Psikanaliz, bilinçdışı süreçlerin bilimi olarak tanımlana gelmiştir. Freud’un bilime en önemli katkısı her daim aktif olan bilinçaltının gündelik hayati işlevler üzerinde sahip olduğu büyük öneme vurgu yapması olmuştur. Diğer insanlarla uyumlanmaya dayalı etkileşimler, hem bilinç hem de bilinçaltı düzeylerde süregelir. Freud, eserinde kişinin diğerlerinin bilinçaltı iletişimini alımladığı “aynı oranda askıya alınmış dikkatin” (evenly hovering attention) zihin halini modellendirmeye başlamıştır. Freud, (1912/1958b) bilinçaltının nasıl “alımlayıcı bir organ” olarak eylediğini açıklıyorsa, Klein’ın yansıtmalı özdeşim kavramının da bir bilinçaltı sisteminin nasıl “transmiter” olarak eylediğini ve bu transmiterlerin nasıl daha sonra diğer bir bilinçaltı zihnin alımlayıcı işlevlerini etkilediğini modellendirmeye çalıştığını iddia ediyorum. Bu da açıkça bilinçaltı sistemlerin diğer bilinçaltı sistemlerle etkileşim içerisinde olduğunu ve hem alımlayıcı hem de ifade edici özelliklerin bunların iletişim kapasitelerini belirlediğini ortaya koymaktadır.
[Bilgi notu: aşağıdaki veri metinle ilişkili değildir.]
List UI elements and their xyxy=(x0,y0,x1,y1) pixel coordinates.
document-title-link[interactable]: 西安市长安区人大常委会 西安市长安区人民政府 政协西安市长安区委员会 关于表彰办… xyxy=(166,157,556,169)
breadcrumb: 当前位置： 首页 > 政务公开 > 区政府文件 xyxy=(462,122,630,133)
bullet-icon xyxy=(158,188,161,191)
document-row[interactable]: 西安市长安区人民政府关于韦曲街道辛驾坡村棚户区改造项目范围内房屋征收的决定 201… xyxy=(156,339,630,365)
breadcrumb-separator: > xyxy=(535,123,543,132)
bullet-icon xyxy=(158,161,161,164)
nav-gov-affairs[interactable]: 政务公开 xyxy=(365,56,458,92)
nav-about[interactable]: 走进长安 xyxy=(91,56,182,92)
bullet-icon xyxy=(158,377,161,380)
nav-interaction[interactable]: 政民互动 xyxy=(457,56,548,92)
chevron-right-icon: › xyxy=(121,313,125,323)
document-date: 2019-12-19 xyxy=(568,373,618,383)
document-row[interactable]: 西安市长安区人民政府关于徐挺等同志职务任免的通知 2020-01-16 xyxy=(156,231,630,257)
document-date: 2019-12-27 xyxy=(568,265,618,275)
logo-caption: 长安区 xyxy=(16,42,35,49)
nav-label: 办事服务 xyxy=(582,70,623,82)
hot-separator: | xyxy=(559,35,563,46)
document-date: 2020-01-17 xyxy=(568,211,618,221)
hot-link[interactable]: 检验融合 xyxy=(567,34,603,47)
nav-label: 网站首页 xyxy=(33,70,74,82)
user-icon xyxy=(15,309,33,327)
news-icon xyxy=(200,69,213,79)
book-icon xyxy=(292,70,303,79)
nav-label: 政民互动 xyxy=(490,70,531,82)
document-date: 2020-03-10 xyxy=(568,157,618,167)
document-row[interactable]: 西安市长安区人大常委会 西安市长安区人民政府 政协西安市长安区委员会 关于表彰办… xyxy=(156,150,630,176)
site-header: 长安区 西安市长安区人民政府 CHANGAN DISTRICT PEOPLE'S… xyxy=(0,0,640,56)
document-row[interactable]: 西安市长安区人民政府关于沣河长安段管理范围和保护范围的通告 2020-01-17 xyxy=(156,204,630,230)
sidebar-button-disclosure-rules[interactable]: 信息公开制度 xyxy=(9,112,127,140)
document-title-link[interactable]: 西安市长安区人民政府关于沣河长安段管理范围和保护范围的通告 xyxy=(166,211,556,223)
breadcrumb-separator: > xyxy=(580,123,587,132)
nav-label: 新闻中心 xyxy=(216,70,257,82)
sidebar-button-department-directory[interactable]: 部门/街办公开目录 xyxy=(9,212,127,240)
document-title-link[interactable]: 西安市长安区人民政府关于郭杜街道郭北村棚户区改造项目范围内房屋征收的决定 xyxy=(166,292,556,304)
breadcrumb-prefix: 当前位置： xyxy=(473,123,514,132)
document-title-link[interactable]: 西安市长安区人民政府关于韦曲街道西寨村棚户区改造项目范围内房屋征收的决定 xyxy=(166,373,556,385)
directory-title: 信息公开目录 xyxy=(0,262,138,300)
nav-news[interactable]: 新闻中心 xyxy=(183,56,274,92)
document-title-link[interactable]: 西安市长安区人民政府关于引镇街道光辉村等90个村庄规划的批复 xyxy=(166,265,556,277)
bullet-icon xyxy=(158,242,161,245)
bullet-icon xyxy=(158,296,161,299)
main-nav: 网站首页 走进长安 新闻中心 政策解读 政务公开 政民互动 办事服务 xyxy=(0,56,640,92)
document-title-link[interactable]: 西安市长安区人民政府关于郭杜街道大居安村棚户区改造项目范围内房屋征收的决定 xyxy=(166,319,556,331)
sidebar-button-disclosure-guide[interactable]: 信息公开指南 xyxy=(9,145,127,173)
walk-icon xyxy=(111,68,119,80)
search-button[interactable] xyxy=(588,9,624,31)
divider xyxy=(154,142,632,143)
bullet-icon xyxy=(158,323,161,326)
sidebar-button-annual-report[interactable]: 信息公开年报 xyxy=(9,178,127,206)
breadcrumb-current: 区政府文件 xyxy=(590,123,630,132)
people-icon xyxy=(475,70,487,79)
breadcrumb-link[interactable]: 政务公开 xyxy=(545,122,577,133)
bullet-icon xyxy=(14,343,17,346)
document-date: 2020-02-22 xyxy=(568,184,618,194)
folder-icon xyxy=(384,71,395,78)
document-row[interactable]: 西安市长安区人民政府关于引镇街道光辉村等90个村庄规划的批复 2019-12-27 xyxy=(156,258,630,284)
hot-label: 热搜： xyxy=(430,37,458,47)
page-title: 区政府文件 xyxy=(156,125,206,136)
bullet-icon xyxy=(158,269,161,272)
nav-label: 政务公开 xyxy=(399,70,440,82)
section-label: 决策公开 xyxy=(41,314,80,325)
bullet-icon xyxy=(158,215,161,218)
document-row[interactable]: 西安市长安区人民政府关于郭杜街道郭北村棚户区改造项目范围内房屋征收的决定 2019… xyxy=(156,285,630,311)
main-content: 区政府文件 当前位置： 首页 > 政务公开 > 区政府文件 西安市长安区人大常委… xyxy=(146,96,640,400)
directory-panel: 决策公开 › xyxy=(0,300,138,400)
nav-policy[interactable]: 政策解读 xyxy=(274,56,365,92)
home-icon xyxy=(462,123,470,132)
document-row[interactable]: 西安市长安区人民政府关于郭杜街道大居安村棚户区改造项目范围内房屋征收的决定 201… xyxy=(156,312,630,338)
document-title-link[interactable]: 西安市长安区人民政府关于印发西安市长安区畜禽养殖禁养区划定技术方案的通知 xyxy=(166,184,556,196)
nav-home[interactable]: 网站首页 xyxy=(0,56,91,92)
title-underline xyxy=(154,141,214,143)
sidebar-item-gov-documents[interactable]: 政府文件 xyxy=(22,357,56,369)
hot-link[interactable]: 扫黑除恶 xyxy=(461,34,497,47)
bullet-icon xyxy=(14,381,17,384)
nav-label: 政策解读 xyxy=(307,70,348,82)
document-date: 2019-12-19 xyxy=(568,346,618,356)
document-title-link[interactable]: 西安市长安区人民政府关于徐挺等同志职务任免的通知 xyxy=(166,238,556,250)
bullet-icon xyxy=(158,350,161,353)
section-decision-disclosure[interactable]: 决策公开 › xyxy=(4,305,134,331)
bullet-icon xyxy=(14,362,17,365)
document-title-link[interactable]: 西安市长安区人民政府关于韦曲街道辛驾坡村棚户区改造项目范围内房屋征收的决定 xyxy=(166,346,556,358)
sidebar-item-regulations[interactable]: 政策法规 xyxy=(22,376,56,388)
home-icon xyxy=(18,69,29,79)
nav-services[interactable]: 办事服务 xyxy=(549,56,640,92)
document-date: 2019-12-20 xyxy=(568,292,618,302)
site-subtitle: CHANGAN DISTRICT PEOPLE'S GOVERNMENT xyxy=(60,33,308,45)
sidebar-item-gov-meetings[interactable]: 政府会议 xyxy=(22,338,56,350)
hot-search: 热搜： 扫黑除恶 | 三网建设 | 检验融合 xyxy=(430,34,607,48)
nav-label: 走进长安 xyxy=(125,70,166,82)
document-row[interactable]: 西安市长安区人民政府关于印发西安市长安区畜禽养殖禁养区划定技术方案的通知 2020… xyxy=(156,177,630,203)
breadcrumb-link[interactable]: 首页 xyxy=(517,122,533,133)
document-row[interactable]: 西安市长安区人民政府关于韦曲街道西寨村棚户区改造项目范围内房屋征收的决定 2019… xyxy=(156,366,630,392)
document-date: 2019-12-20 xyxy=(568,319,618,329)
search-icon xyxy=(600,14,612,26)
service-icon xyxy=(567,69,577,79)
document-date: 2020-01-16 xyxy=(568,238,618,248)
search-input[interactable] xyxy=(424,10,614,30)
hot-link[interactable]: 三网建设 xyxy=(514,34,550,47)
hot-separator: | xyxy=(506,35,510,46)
Daha yakın zamanlı çalışmalarda, Joseph (1997, s.103), “yansıtmalı özdeşimin tabiatı gereği bir tür iletişim” olduğunu vurgulamıştır. Bu tema aynı zamanda Alvarez (1997) ve Mason (2000) tarafından da vurgulanmıştır. Morrison (1986) “alımlayıcıya bilinçaltı fantazinin ne hissettiğini ileten bir tür iletişimdir,” demiştir (s.59). Diğer yazarlar da yansıtmalı özdeşimin, kendilik ve nesne temsilleriyle bağlantılı duygulanımların yansıtılmasıyla ilgili olduğunu iddia etmişlerdir (Adler & Rhine, 1992). Ogden, “yansıtmalı özdeşim esnasında yansıtanın ‘alımlayıcıyla’ gerçek kişiler-arası etkileşimler aracılığıyla bilinçsizce, onun ‘uyarılan’ hisleriyle uyumlu his hallerine sebebiyet verdiği” (1990a, s.79) sonucuna varmıştır.